Secondly, languages that use promises for modelling asynchronous behaviour tend to force the interface to expose that asynchrony in the method signature. So if the language would use promises to faciliate asynchronous communication with the database, you can’t really create an interface that hides this implementation detail. For example, with typescript we would have:

interface AccountRepository {
    getById(accountId: string): Promise<Account>;
    save(account: Account): Promise<void>;
}

which isn’t all that bad, but is still a quirk to be aware of. The “test” implementations can use promises that resolve immediately after finding the account within a Map:

class InMemoryAccountRepository implements AccountRepository {
    private accounts: Map<string, Account> = new Map<string, Account>();

    public getById(accountId: string): Promise<Account> {
        const account = this.accounts.get(accountId);

        if (account !== undefined) {
            return Promise.resolve(account);
        } else {
            return Promise.reject(new Error("account not found"));
        }
    }

    public save(account: Account): Promise<void> {
        this.accounts.set(account.id, account);
        return Promise.resolve();
    }
}

Note: with async notation it is almost identical:

class InMemoryAccountRepository implements AccountRepository {
    private accounts: Map<string, Account> = new Map<string, Account>();

    public async getById(accountId: string): Promise<Account> {
        const account = this.accounts.get(accountId);

        if (account !== undefined) {
            return account;
        } else {
            throw new Error("account not found");
        }
    }

    public async save(account: Account): Promise<void> {
        this.accounts.set(account.id, account);
    }
}

Lastly, we have naming conventions. This is entirely personal, and comes down mainly to disagreements when working on shared codebases over how a named instance variable for a repository should be.

You’ve probably noticed above that in WithdrawFunds I named the instance variable as though it were just a collection. So I don’t have $accountsRepository, but just $accounts. I do this because it’s in the definition of the repository pattern that it gives the illusion of a collection, and suffixing it -Repo or -Repository kinda ruins that illusion. I like it when names of classes, interfaces, methods and variables communicate their original intent where possible.

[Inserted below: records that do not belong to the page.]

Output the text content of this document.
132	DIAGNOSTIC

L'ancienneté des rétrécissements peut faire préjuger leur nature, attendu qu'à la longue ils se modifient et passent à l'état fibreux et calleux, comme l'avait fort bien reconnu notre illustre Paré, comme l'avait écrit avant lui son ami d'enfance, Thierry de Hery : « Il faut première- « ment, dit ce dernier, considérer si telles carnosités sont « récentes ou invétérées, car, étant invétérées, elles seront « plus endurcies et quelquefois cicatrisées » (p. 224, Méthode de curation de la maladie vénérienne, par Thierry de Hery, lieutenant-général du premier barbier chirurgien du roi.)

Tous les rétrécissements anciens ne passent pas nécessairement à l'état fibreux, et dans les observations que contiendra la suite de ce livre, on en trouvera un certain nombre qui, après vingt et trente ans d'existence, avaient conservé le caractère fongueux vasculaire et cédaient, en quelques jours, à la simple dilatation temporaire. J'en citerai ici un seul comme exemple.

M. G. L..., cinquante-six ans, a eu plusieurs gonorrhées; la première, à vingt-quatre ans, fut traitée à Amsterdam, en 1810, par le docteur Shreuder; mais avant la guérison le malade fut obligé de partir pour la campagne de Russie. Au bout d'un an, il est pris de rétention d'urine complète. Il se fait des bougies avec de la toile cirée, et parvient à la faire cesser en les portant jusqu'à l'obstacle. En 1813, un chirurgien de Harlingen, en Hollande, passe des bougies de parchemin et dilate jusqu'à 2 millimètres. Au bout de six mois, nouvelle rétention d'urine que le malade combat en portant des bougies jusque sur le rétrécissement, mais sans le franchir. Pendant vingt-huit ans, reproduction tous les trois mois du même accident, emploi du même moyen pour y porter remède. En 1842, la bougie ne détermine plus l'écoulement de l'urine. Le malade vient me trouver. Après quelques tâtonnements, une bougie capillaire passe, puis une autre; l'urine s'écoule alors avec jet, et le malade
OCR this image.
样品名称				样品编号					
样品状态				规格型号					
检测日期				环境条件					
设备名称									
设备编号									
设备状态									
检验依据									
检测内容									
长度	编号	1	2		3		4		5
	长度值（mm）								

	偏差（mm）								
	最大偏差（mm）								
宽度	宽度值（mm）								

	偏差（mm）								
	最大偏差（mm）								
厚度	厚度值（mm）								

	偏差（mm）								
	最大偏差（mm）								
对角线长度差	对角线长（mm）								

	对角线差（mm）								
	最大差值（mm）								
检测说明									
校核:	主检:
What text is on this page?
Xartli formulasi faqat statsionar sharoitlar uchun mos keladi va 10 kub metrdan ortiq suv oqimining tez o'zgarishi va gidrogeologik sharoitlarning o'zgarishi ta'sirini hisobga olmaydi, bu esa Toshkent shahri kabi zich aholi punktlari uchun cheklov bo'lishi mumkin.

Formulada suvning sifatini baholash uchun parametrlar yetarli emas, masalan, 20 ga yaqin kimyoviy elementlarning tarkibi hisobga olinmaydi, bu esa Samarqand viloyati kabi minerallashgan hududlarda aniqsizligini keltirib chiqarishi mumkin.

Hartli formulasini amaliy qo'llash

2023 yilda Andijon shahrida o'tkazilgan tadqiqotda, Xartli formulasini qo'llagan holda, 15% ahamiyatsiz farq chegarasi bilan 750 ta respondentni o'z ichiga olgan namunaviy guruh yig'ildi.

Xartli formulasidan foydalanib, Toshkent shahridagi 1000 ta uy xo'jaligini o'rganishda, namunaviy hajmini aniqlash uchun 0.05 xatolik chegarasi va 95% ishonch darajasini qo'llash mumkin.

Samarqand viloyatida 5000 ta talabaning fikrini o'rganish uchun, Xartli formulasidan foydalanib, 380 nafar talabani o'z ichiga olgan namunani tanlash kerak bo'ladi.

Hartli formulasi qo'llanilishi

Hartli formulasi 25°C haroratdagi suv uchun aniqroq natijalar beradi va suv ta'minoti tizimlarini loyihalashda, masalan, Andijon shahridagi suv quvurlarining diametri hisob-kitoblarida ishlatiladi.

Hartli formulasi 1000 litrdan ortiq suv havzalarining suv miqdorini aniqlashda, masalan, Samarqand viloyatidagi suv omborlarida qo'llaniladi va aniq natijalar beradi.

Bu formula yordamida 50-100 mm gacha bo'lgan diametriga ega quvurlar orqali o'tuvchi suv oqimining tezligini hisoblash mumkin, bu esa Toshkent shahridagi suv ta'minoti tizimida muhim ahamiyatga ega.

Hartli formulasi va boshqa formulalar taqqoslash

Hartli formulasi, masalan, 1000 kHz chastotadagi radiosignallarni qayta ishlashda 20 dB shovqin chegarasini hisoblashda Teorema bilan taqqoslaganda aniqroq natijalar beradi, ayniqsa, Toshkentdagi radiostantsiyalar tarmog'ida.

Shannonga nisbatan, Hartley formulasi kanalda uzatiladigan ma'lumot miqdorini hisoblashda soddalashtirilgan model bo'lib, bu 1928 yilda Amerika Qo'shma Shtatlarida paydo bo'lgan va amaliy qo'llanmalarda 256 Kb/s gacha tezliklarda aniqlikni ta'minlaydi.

Understandably, you may be thinking: but if you’re dealing with an explicitly in-memory collection? If I have a class like AccountCollection, which is meant to deal with operations on in-memory accounts, won’t that cause confusion with AccountRepository? Especially when I have a method that uses both the collection and the repository!

I would say in response:

Most of the time, the need for a -Collection class is borne from the language itself not supporting generics. If you have a generic Collection class, you can get the functionality by instantiating a Collection<Account> when the language supports it. It is unfortunate for some languages that don’t yet support it (e.g. PHP), but it is what it is.
Assuming that you have modelled your entities using well-designed aggregates, you are very unlikely to do use both a -Repository and a -Collection for the same entity type in the same method. You should not need to search for (and persist) multiple of the same kind of entity within the same action (with the obvious exception being batch update operations, and that is a meatier topic for another day!). The -Collection will most likely be used in the query model instead (since it will likely involve searching/filtering for multiple entities of the same kind)

Hopefully you’ve enjoyed this look into the repository pattern, and I hope it helps you with your own projects!